For testing without hardware:

sudo modprobe vcan
sudo ip link add dev vcan0 type vcan
sudo ip link set up vcan0

Linux: Real CAN Hardware

Connect to a physical CAN interface:

# List available interfaces
ip link show

# Bring up your CAN interface
sudo ip link set up can0

Windows

Windows requires the userspace daemon mode (see Windows Setup).


Two Usage Modes

Sockcan can be used in two different ways:

Mode 1: Standalone

Direct use of Sockcan's API for maximum performance and control.

Best for: - Performance-critical applications - Direct socketcan access on Linux - Applications that don't use python-can

from sockcan import SocketcanConfig, connect_to_socketcan, build_send_func, build_recv_func

config = SocketcanConfig(channel="vcan0")
sock = connect_to_socketcan(config)
send = build_send_func(sock, expects_msg_cls=False)
recv = build_recv_func(sock)

Mode 2: python-can Drop-in Replacement

Use Sockcan as a faster replacement for python-can's socketcan backend.
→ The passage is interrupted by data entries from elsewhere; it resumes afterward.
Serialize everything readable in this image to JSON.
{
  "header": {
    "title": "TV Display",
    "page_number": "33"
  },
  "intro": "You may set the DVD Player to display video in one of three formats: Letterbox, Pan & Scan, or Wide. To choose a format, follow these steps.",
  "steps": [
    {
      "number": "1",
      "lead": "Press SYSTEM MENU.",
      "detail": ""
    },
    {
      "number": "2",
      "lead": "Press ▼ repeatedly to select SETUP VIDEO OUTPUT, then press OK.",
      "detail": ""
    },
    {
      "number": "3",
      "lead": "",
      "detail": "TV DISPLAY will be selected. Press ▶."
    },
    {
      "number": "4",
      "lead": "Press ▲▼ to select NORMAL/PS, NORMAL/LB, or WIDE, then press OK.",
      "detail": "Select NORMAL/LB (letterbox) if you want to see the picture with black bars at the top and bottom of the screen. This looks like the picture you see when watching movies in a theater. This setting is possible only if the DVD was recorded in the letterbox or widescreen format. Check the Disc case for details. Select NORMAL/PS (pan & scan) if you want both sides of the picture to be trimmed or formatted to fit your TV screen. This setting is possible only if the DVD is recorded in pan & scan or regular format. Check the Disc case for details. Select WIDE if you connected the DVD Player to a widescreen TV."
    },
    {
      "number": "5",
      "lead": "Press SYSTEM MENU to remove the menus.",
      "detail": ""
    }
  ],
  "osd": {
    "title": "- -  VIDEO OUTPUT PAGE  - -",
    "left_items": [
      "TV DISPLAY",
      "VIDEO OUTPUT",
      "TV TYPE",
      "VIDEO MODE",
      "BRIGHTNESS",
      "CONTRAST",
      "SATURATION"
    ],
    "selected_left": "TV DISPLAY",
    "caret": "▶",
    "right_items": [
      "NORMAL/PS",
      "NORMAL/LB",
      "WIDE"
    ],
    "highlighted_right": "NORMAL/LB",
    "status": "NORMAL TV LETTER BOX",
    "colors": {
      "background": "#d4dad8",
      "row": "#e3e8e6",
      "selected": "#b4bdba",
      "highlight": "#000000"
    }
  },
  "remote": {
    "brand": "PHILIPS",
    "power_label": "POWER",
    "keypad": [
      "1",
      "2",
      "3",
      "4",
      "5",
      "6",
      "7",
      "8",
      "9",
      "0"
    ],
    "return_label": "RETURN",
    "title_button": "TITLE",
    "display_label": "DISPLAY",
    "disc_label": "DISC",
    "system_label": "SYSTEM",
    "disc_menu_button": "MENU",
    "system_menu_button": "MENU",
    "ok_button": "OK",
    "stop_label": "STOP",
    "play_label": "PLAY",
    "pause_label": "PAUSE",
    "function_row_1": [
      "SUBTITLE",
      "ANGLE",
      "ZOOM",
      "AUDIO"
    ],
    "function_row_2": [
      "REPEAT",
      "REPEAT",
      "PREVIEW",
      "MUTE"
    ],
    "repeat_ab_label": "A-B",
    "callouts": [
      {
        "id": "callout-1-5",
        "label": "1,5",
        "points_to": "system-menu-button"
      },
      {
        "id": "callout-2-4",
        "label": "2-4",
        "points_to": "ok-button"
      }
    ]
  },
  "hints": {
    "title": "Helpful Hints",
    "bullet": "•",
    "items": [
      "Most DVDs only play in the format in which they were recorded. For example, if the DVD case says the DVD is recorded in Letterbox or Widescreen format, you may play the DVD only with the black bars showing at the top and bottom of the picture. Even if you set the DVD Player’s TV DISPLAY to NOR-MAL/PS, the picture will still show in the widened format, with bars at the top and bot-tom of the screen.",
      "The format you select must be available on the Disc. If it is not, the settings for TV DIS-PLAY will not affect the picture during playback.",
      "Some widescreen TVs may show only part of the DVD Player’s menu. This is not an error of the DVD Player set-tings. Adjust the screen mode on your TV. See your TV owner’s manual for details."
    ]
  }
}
Best for: - Existing python-can applications - Cross-platform applications - When you want python-can's abstraction layer

import can
from sockcan.interop import hijack_python_can

# Replace python-can's socketcan implementation
hijack_python_can()

# Use python-can as usual
bus = can.Bus(interface="socketcan", channel="can0")
msg = bus.recv()
bus.send(can.Message(arbitration_id=0x123, data=[1, 2, 3, 4]))

Your First Application

Transmitter (sender.py)

from sockcan import SocketcanConfig, connect_to_socketcan, build_send_func
import time

config = SocketcanConfig(channel="vcan0")
sock = connect_to_socketcan(config)
send_func = build_send_func(sock, expects_msg_cls=False)

try:
    counter = 0
    while True:
        data = bytes([counter % 256])
        send_func(0x100, data, False)
        print(f"Sent: ID=0x100, Data={data.hex()}")
        counter += 1
        time.sleep(1)
finally:
    sock.close()

Receiver (receiver.py)

from sockcan import SocketcanConfig, connect_to_socketcan, build_recv_func

config = SocketcanConfig(channel="vcan0")
sock = connect_to_socketcan(config)
recv_func = build_recv_func(sock)

try:
    print("Waiting for messages...")
    while True:
        msg = recv_func()
        print(f"Received: ID={msg.arbitration_id:#x}, Data={msg.data.hex()}")
finally:
    sock.close()

Running the Example

Open two terminals:

# Terminal 1: Start receiver
python receiver.py

# Terminal 2: Start transmitter
python sender.py

You should see messages being transmitted and received in real-time.